Florida, with its large distressed housing market, was also close to joining the settlement that resolves civil government lawsuits over faulty foreclosures and servicing misconduct by top U.S. banks, a separate person familiar with the deal said on Wednesday.

More than 40 states said they would join the estimated $25 billion settlement in advance of a February 6 deadline, but several states continued negotiations to address concerns specific to their state.

The value of the state and federal settlement would have dropped significantly if California and Florida decided not to join.

The Obama administration has estimated that up to 1 million homeowners could benefit from the deal.
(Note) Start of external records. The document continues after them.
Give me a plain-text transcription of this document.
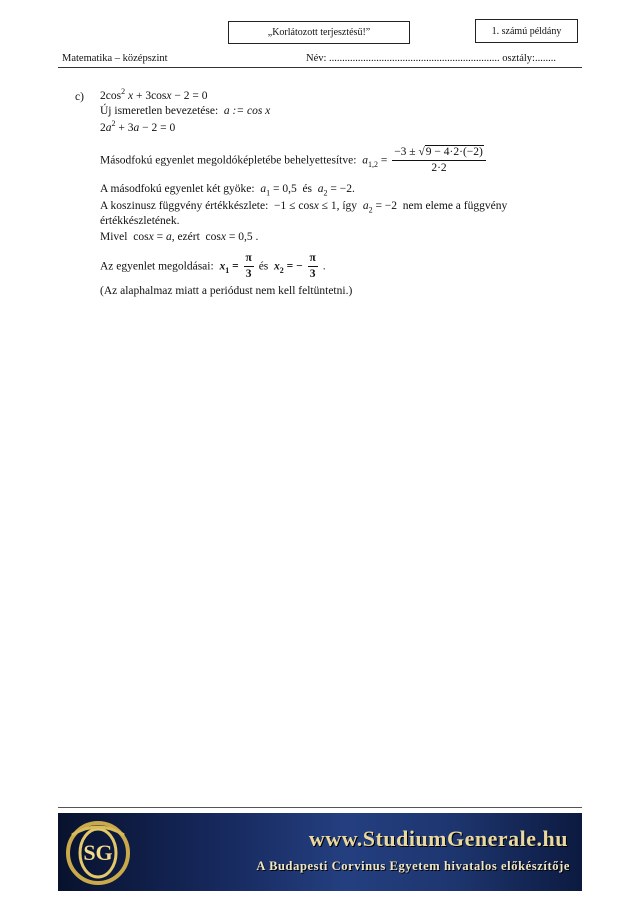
„Korlátozott terjesztésű!”	1. számú példány
Matematika – középszint	Név: ................................................................. osztály:........
c) $2\cos^2$ x + 3cosx − 2 = 0
Új ismeretlen bevezetése: a := cos x
$2a^2 + 3a - 2 = 0$
Másodfokú egyenlet megoldóképletébe behelyettesítve: $a_{1,2} = \frac{-3 \pm √9 - 4\cdot 2\cdot(-2)}{2\cdot 2}$
A másodfokú egyenlet két gyöke: $a_1 = 0,5$  és $a_2 = -2$.
A koszinusz függvény értékkészlete: −1 ≤ cosx ≤ 1, így  $a_2 = -2$  nem eleme a függvény
értékkészletének.
Mivel cosx = a, ezért cosx = 0,5 .
Az egyenlet megoldásai: $x_1 = \frac{\pi}{3}$ és $x_2$ = − $\frac{\pi}{3}$ .
(Az alaphalmaz miatt a periódust nem kell feltüntetni.)
SG
www.StudiumGenerale.hu
A Budapesti Corvinus Egyetem hivatalos előkészítője
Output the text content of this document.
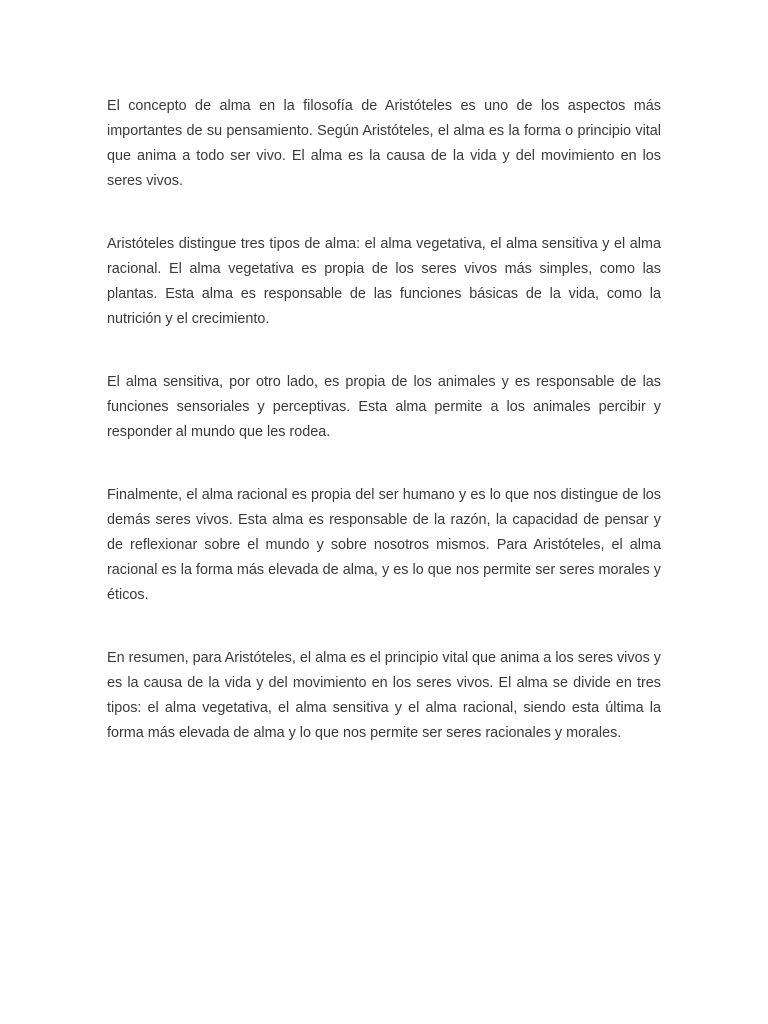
El concepto de alma en la filosofía de Aristóteles es uno de los aspectos más importantes de su pensamiento. Según Aristóteles, el alma es la forma o principio vital que anima a todo ser vivo. El alma es la causa de la vida y del movimiento en los seres vivos.

Aristóteles distingue tres tipos de alma: el alma vegetativa, el alma sensitiva y el alma racional. El alma vegetativa es propia de los seres vivos más simples, como las plantas. Esta alma es responsable de las funciones básicas de la vida, como la nutrición y el crecimiento.

El alma sensitiva, por otro lado, es propia de los animales y es responsable de las funciones sensoriales y perceptivas. Esta alma permite a los animales percibir y responder al mundo que les rodea.

Finalmente, el alma racional es propia del ser humano y es lo que nos distingue de los demás seres vivos. Esta alma es responsable de la razón, la capacidad de pensar y de reflexionar sobre el mundo y sobre nosotros mismos. Para Aristóteles, el alma racional es la forma más elevada de alma, y es lo que nos permite ser seres morales y éticos.

En resumen, para Aristóteles, el alma es el principio vital que anima a los seres vivos y es la causa de la vida y del movimiento en los seres vivos. El alma se divide en tres tipos: el alma vegetativa, el alma sensitiva y el alma racional, siendo esta última la forma más elevada de alma y lo que nos permite ser seres racionales y morales.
The core group of banks involved in settlement talks are Bank of America Corp, Wells Fargo & Co, JPMorgan Chase & Co, Citigroup Inc and Ally Financial Inc.

A handful of other states that had dragged their feet in signing on, including Delaware and Massachusetts, are expected to also participate in the settlement, the first person familiar with the matter said.

Dissident states and several activist groups had criticized the earlier terms of the proposed deal as too lenient toward the banks.

The proposed settlement distributed last month to state officials included rough estimates on the benefits each state's homeowners might receive, but did not include guaranteed numbers.

California received a guarantee its struggling homeowners would receive around $8 billion in relief, two people familiar with the negotiations said. The state itself would receive around $430 million for foreclosure prevention and other housing efforts.

Representatives for the attorneys general in New York, Delaware, Massachusetts and California declined to comment.

A spokeswoman for Florida Attorney General Pam Bondi said late Wednesday that Bondi is actively involved in the settlement discussions.

While Attorney General Bondi has not yet joined the settlement, she is hopeful that a resolution will be reached soon, spokeswoman Jennifer Meale said.

The state will receive around $300 million, and its attorney general is working to receive a guarantee similar to the one California received, the two people familiar with the matter said.